Следом пришел Альфред Жарри (1873–1907). Еще школьником он придумывал смешные истории про своего толстого учителя математики, месье Эбера. Вместе с двумя одноклассниками он переделал эти истории в комическую кукольную пьесу, которую троица показывала с марионетками. После окончания школы Жарри переехал в Париж, где продолжал совершенствовать свою пьесу. Обладая сатирическим даром и острым умом, Жарри успешно зарабатывал литераторством и на этой почве сошелся с компанией Аполлинера и Пикассо. Тем временем после бесконечных доработок Жарри дописал свою пьесу – теперь она называлась «Король Убю» по имени главного антигероя – обжоры, ничтожества и дурака, задуманного как олицетворение самодовольной парижской буржуазии. Премьера, состоявшаяся в декабре 1896 года, началась с протестов зрителей, а закончилась беспорядками. Первым со сцены прозвучало слово «Merde!»; оценка пьесы большинством зрителей сводилась примерно к нему же. Никто еще не видел ничего подобного. Стремительные диалоги казались оскорбительными, нелепыми, грубыми и зачастую непонятными. Публика разошлась по домам обиженная.

И только несколько не столь зашоренных зрителей восприняли пьесу в полном соответствии с замыслом автора: как авангардный театр. Жарри создал абсурдистскую драму, которая положила начало новому жанру, позже названному театром абсурда. Пьеса «Король Убю» не просто высмеивала французское общество; она горестно констатировала бессмысленность жизни. Приемы Жарри найдут дальнейшее развитие в пьесах Сэмюэля Беккета (прежде всего «В ожидании Годо») и романах Франца Кафки. Но еще раньше драматург вдохновил цюрихских дадаистов.

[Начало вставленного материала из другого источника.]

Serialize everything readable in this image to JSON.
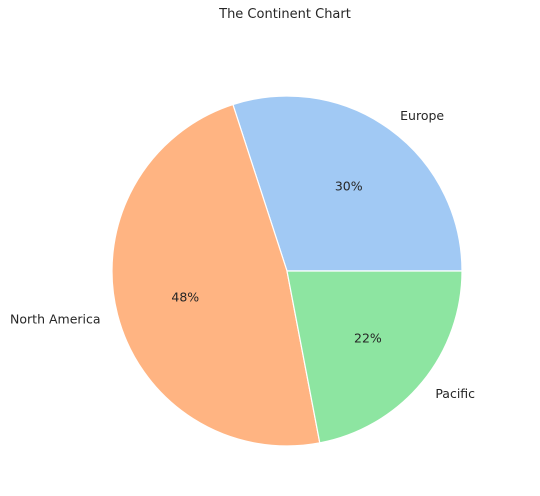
{
  "chart_data": {
    "type": "pie",
    "title": "The Continent Chart",
    "slices": [
      {
        "label": "Europe",
        "value": 30,
        "pct_text": "30%",
        "color": "#a1c9f4"
      },
      {
        "label": "North America",
        "value": 48,
        "pct_text": "48%",
        "color": "#ffb482"
      },
      {
        "label": "Pacific",
        "value": 22,
        "pct_text": "22%",
        "color": "#8de5a1"
      }
    ],
    "start_angle_deg": 0,
    "direction": "counterclockwise",
    "slice_edge_color": "#ffffff"
  }
}
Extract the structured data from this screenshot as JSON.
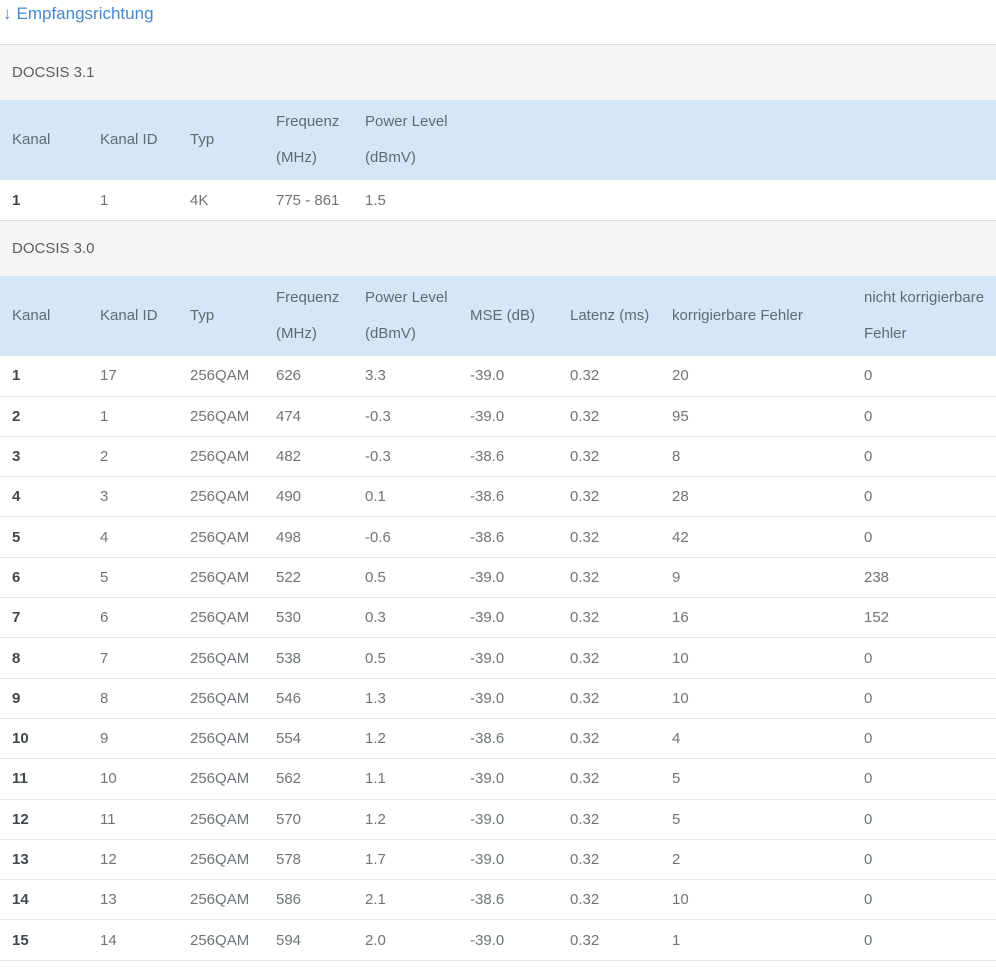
{
  "page": {
    "title": "Empfangsrichtung",
    "direction_icon": "↓"
  },
  "tables": {
    "docsis31": {
      "section_label": "DOCSIS 3.1",
      "headers": [
        [
          "Kanal"
        ],
        [
          "Kanal ID"
        ],
        [
          "Typ"
        ],
        [
          "Frequenz",
          "(MHz)"
        ],
        [
          "Power Level",
          "(dBmV)"
        ]
      ],
      "rows": [
        [
          "1",
          "1",
          "4K",
          "775 - 861",
          "1.5"
        ]
      ]
    },
    "docsis30": {
      "section_label": "DOCSIS 3.0",
      "headers": [
        [
          "Kanal"
        ],
        [
          "Kanal ID"
        ],
        [
          "Typ"
        ],
        [
          "Frequenz",
          "(MHz)"
        ],
        [
          "Power Level",
          "(dBmV)"
        ],
        [
          "MSE (dB)"
        ],
        [
          "Latenz (ms)"
        ],
        [
          "korrigierbare Fehler"
        ],
        [
          "nicht korrigierbare",
          "Fehler"
        ]
      ],
      "rows": [
        [
          "1",
          "17",
          "256QAM",
          "626",
          "3.3",
          "-39.0",
          "0.32",
          "20",
          "0"
        ],
        [
          "2",
          "1",
          "256QAM",
          "474",
          "-0.3",
          "-39.0",
          "0.32",
          "95",
          "0"
        ],
        [
          "3",
          "2",
          "256QAM",
          "482",
          "-0.3",
          "-38.6",
          "0.32",
          "8",
          "0"
        ],
        [
          "4",
          "3",
          "256QAM",
          "490",
          "0.1",
          "-38.6",
          "0.32",
          "28",
          "0"
        ],
        [
          "5",
          "4",
          "256QAM",
          "498",
          "-0.6",
          "-38.6",
          "0.32",
          "42",
          "0"
        ],
        [
          "6",
          "5",
          "256QAM",
          "522",
          "0.5",
          "-39.0",
          "0.32",
          "9",
          "238"
        ],
        [
          "7",
          "6",
          "256QAM",
          "530",
          "0.3",
          "-39.0",
          "0.32",
          "16",
          "152"
        ],
        [
          "8",
          "7",
          "256QAM",
          "538",
          "0.5",
          "-39.0",
          "0.32",
          "10",
          "0"
        ],
        [
          "9",
          "8",
          "256QAM",
          "546",
          "1.3",
          "-39.0",
          "0.32",
          "10",
          "0"
        ],
        [
          "10",
          "9",
          "256QAM",
          "554",
          "1.2",
          "-38.6",
          "0.32",
          "4",
          "0"
        ],
        [
          "11",
          "10",
          "256QAM",
          "562",
          "1.1",
          "-39.0",
          "0.32",
          "5",
          "0"
        ],
        [
          "12",
          "11",
          "256QAM",
          "570",
          "1.2",
          "-39.0",
          "0.32",
          "5",
          "0"
        ],
        [
          "13",
          "12",
          "256QAM",
          "578",
          "1.7",
          "-39.0",
          "0.32",
          "2",
          "0"
        ],
        [
          "14",
          "13",
          "256QAM",
          "586",
          "2.1",
          "-38.6",
          "0.32",
          "10",
          "0"
        ],
        [
          "15",
          "14",
          "256QAM",
          "594",
          "2.0",
          "-39.0",
          "0.32",
          "1",
          "0"
        ]
      ]
    }
  },
  "colors": {
    "title_blue": "#4789cf",
    "header_row_bg": "#d5e7f6",
    "section_bg": "#f6f5f4",
    "row_border": "#e9e9e9",
    "section_border": "#dcdcdc",
    "header_text": "#5d6b76",
    "cell_text": "#6e7479",
    "first_col_text": "#40474e"
  }
}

Тцара со своими агитаторами заявлялся в «Кабаре Вольтер» в чудных костюмах и африканских масках, под аккомпанемент барабанного боя и бренчание Хуго Балля на пианино. Эта орава начинала не в лад вопить на разных языках ругательства в адрес всего мира – и своей публики. Опьяненные смесью нигилизма и страха, они устраивали сумасшедшие представления, сопровождаемые диким шумом и неожиданными выходками.

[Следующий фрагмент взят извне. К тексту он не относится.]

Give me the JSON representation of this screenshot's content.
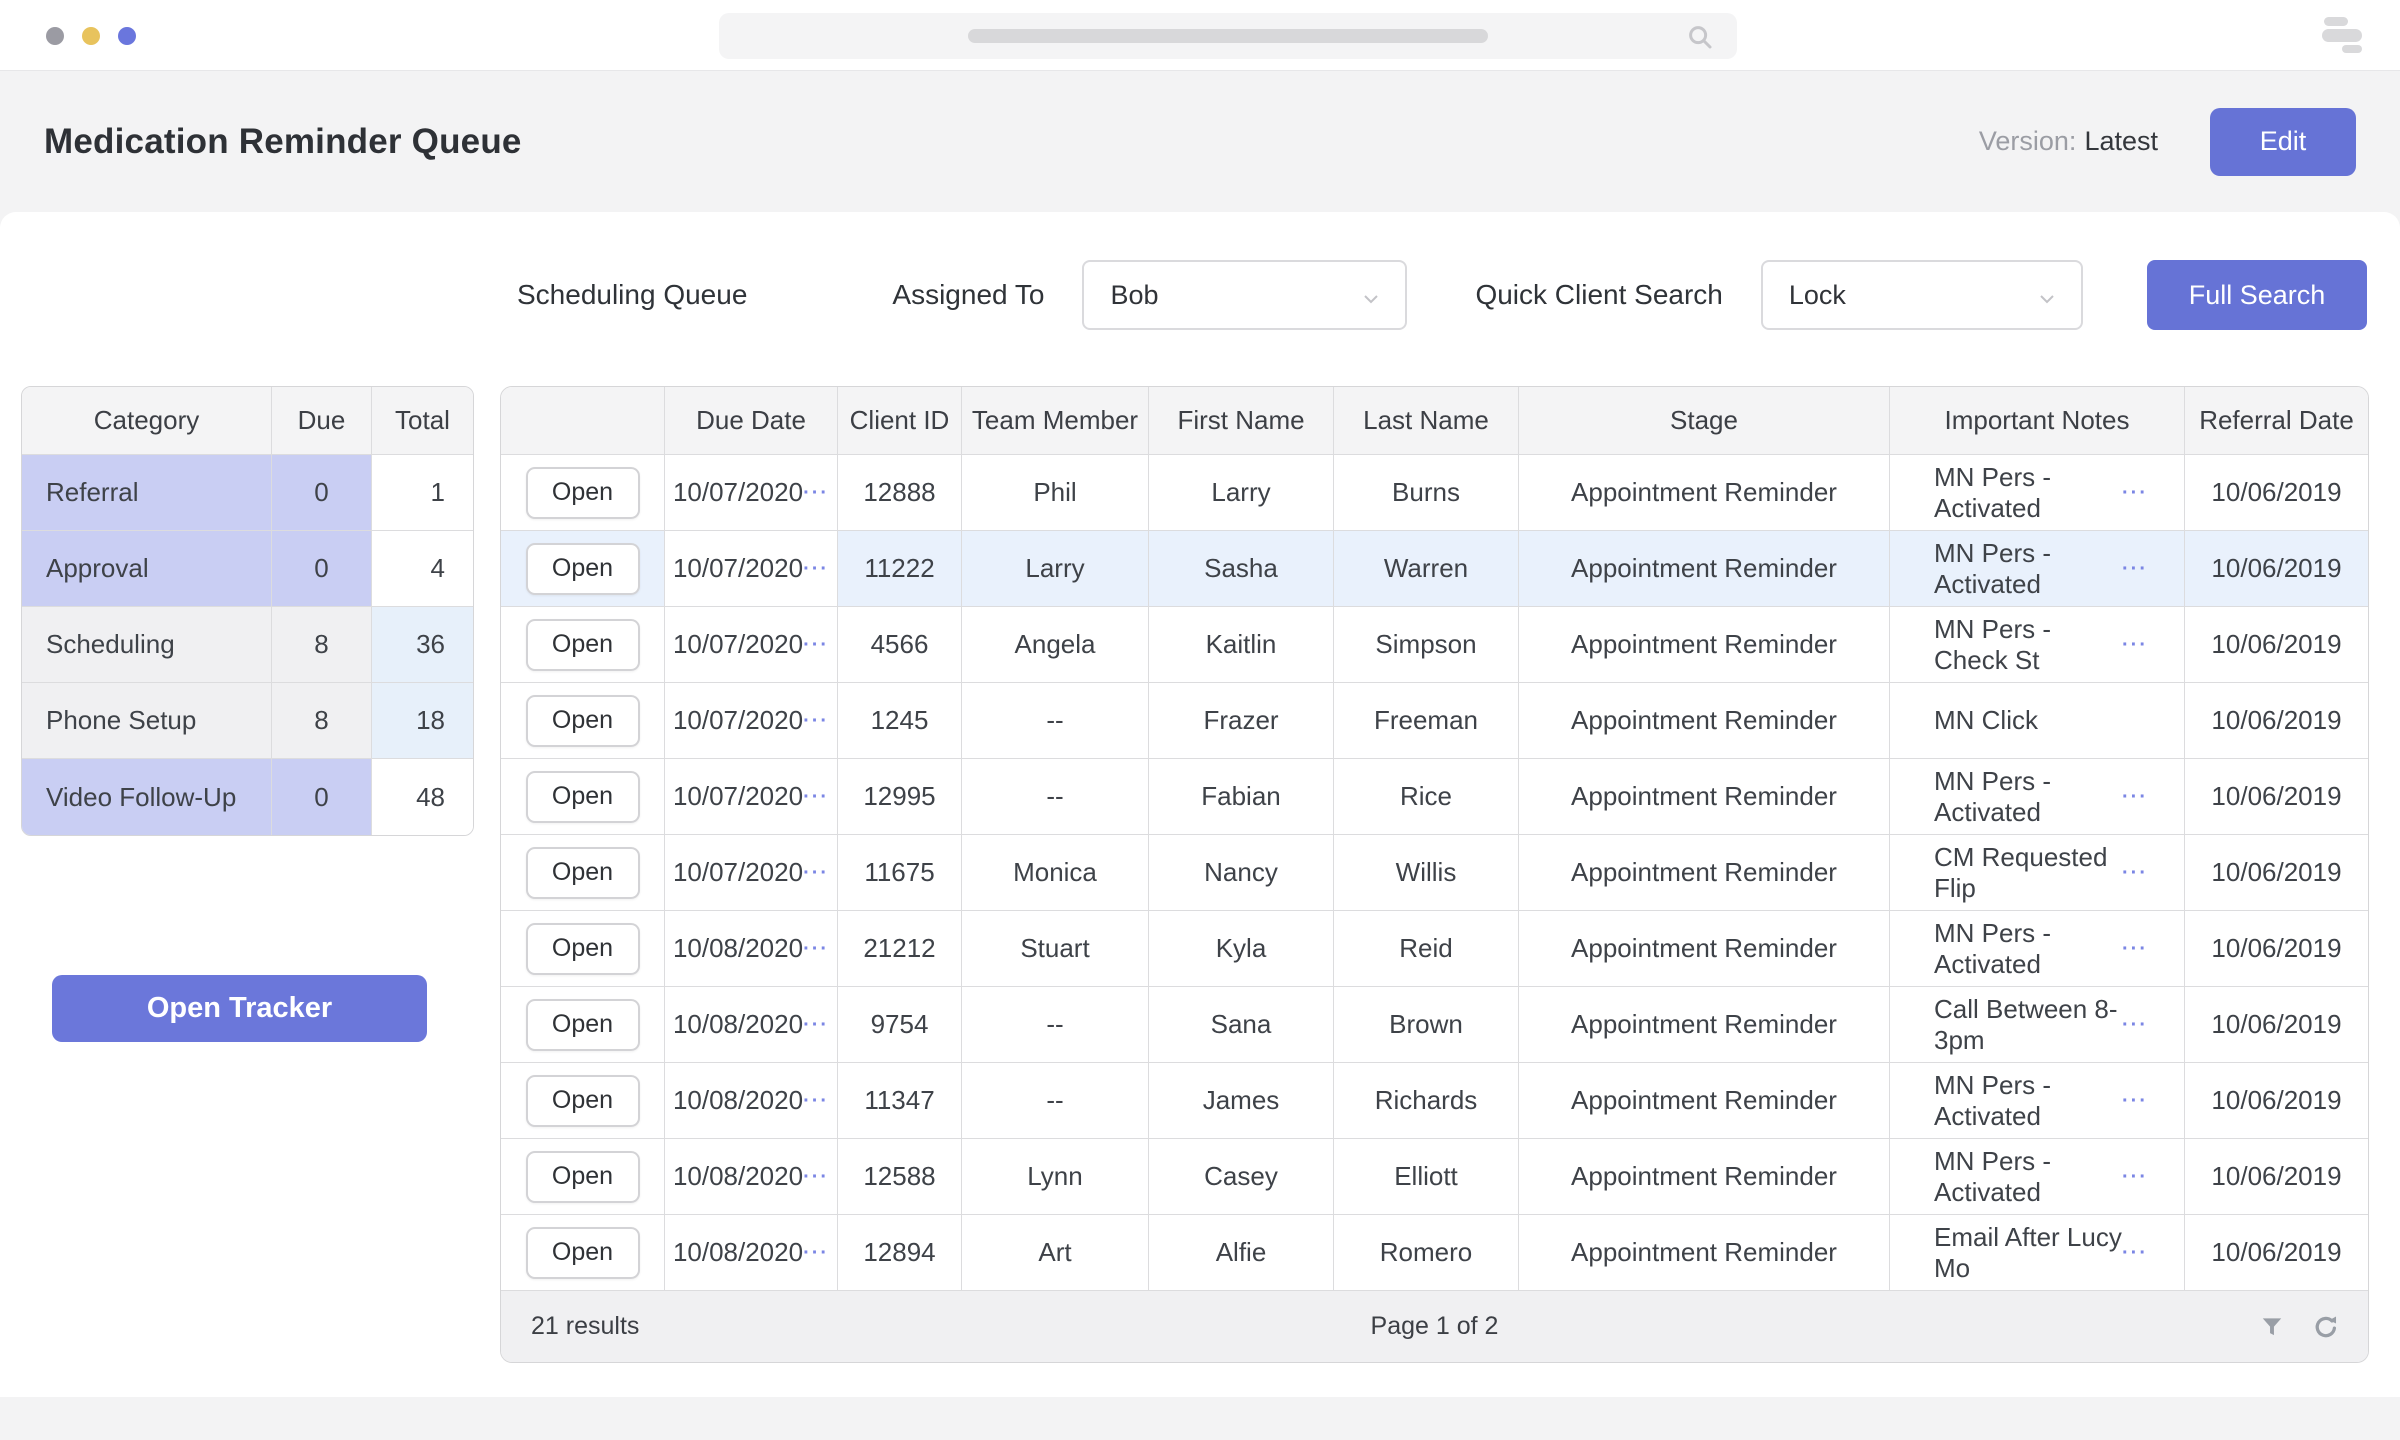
{
  "colors": {
    "accent_purple": "#6673d6",
    "lavender_cell": "#c9cef3",
    "highlight_row": "#e9f1fc",
    "soft_blue_cell": "#e7f0fa",
    "header_gray": "#f4f4f5"
  },
  "browser": {
    "traffic_lights": [
      "gray-dot",
      "yellow-dot",
      "purple-dot"
    ],
    "search_icon": "magnifier",
    "menu_icon": "stacked-bars"
  },
  "header": {
    "title": "Medication Reminder Queue",
    "version_label": "Version:",
    "version_value": "Latest",
    "edit_button": "Edit"
  },
  "filters": {
    "queue_label": "Scheduling Queue",
    "assigned_label": "Assigned To",
    "assigned_value": "Bob",
    "quick_label": "Quick Client Search",
    "quick_value": "Lock",
    "full_search_button": "Full Search"
  },
  "summary_table": {
    "headers": [
      "Category",
      "Due",
      "Total"
    ],
    "rows": [
      {
        "label": "Referral",
        "due": "0",
        "total": "1",
        "tone": "purple",
        "total_tone": "white"
      },
      {
        "label": "Approval",
        "due": "0",
        "total": "4",
        "tone": "purple",
        "total_tone": "white"
      },
      {
        "label": "Scheduling",
        "due": "8",
        "total": "36",
        "tone": "gray",
        "total_tone": "blue"
      },
      {
        "label": "Phone Setup",
        "due": "8",
        "total": "18",
        "tone": "gray",
        "total_tone": "blue"
      },
      {
        "label": "Video Follow-Up",
        "due": "0",
        "total": "48",
        "tone": "purple",
        "total_tone": "white"
      }
    ]
  },
  "tracker": {
    "label": "Open Tracker"
  },
  "queue_table": {
    "headers": [
      "",
      "Due Date",
      "Client ID",
      "Team Member",
      "First Name",
      "Last Name",
      "Stage",
      "Important Notes",
      "Referral Date"
    ],
    "open_label": "Open",
    "more_glyph": "···",
    "rows": [
      {
        "due_date": "10/07/2020",
        "due_tone": "purple",
        "client_id": "12888",
        "team_member": "Phil",
        "first_name": "Larry",
        "last_name": "Burns",
        "stage": "Appointment Reminder",
        "notes": "MN Pers - Activated",
        "notes_more": true,
        "referral_date": "10/06/2019",
        "highlighted": false
      },
      {
        "due_date": "10/07/2020",
        "due_tone": "purple",
        "client_id": "11222",
        "team_member": "Larry",
        "first_name": "Sasha",
        "last_name": "Warren",
        "stage": "Appointment Reminder",
        "notes": "MN Pers - Activated",
        "notes_more": true,
        "referral_date": "10/06/2019",
        "highlighted": true
      },
      {
        "due_date": "10/07/2020",
        "due_tone": "purple",
        "client_id": "4566",
        "team_member": "Angela",
        "first_name": "Kaitlin",
        "last_name": "Simpson",
        "stage": "Appointment Reminder",
        "notes": "MN Pers - Check St",
        "notes_more": true,
        "referral_date": "10/06/2019",
        "highlighted": false
      },
      {
        "due_date": "10/07/2020",
        "due_tone": "purple",
        "client_id": "1245",
        "team_member": "--",
        "first_name": "Frazer",
        "last_name": "Freeman",
        "stage": "Appointment Reminder",
        "notes": "MN Click",
        "notes_more": false,
        "referral_date": "10/06/2019",
        "highlighted": false
      },
      {
        "due_date": "10/07/2020",
        "due_tone": "purple",
        "client_id": "12995",
        "team_member": "--",
        "first_name": "Fabian",
        "last_name": "Rice",
        "stage": "Appointment Reminder",
        "notes": "MN Pers - Activated",
        "notes_more": true,
        "referral_date": "10/06/2019",
        "highlighted": false
      },
      {
        "due_date": "10/07/2020",
        "due_tone": "purple",
        "client_id": "11675",
        "team_member": "Monica",
        "first_name": "Nancy",
        "last_name": "Willis",
        "stage": "Appointment Reminder",
        "notes": "CM Requested Flip",
        "notes_more": true,
        "referral_date": "10/06/2019",
        "highlighted": false
      },
      {
        "due_date": "10/08/2020",
        "due_tone": "gray",
        "client_id": "21212",
        "team_member": "Stuart",
        "first_name": "Kyla",
        "last_name": "Reid",
        "stage": "Appointment Reminder",
        "notes": "MN Pers - Activated",
        "notes_more": true,
        "referral_date": "10/06/2019",
        "highlighted": false
      },
      {
        "due_date": "10/08/2020",
        "due_tone": "gray",
        "client_id": "9754",
        "team_member": "--",
        "first_name": "Sana",
        "last_name": "Brown",
        "stage": "Appointment Reminder",
        "notes": "Call Between 8-3pm",
        "notes_more": true,
        "referral_date": "10/06/2019",
        "highlighted": false
      },
      {
        "due_date": "10/08/2020",
        "due_tone": "gray",
        "client_id": "11347",
        "team_member": "--",
        "first_name": "James",
        "last_name": "Richards",
        "stage": "Appointment Reminder",
        "notes": "MN Pers - Activated",
        "notes_more": true,
        "referral_date": "10/06/2019",
        "highlighted": false
      },
      {
        "due_date": "10/08/2020",
        "due_tone": "gray",
        "client_id": "12588",
        "team_member": "Lynn",
        "first_name": "Casey",
        "last_name": "Elliott",
        "stage": "Appointment Reminder",
        "notes": "MN Pers - Activated",
        "notes_more": true,
        "referral_date": "10/06/2019",
        "highlighted": false
      },
      {
        "due_date": "10/08/2020",
        "due_tone": "gray",
        "client_id": "12894",
        "team_member": "Art",
        "first_name": "Alfie",
        "last_name": "Romero",
        "stage": "Appointment Reminder",
        "notes": "Email After Lucy Mo",
        "notes_more": true,
        "referral_date": "10/06/2019",
        "highlighted": false
      }
    ]
  },
  "footer": {
    "results": "21 results",
    "page": "Page 1 of 2"
  }
}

Впрочем, это была не истерика избалованного ребенка, а праздник непослушания. Взрослые перевернули все с ног на голову; хуже того, они солгали. Обещанная мировыми лидерами стабильность на основе политического сотрудничества, иерархии и устойчивого общественного уклада оказалась миражом, обманом. Дадаисты хотели нового, детского мирового порядка, когда эгоизм простителен, а индивидуальность приветствуется. Дада хоть и выглядело по-дурацки, но на самом деле было самым интеллектуальным движением за всю историю искусства. И, подобно пьесе Жарри, за кажущейся бессмысленностью таился глубокий смысл.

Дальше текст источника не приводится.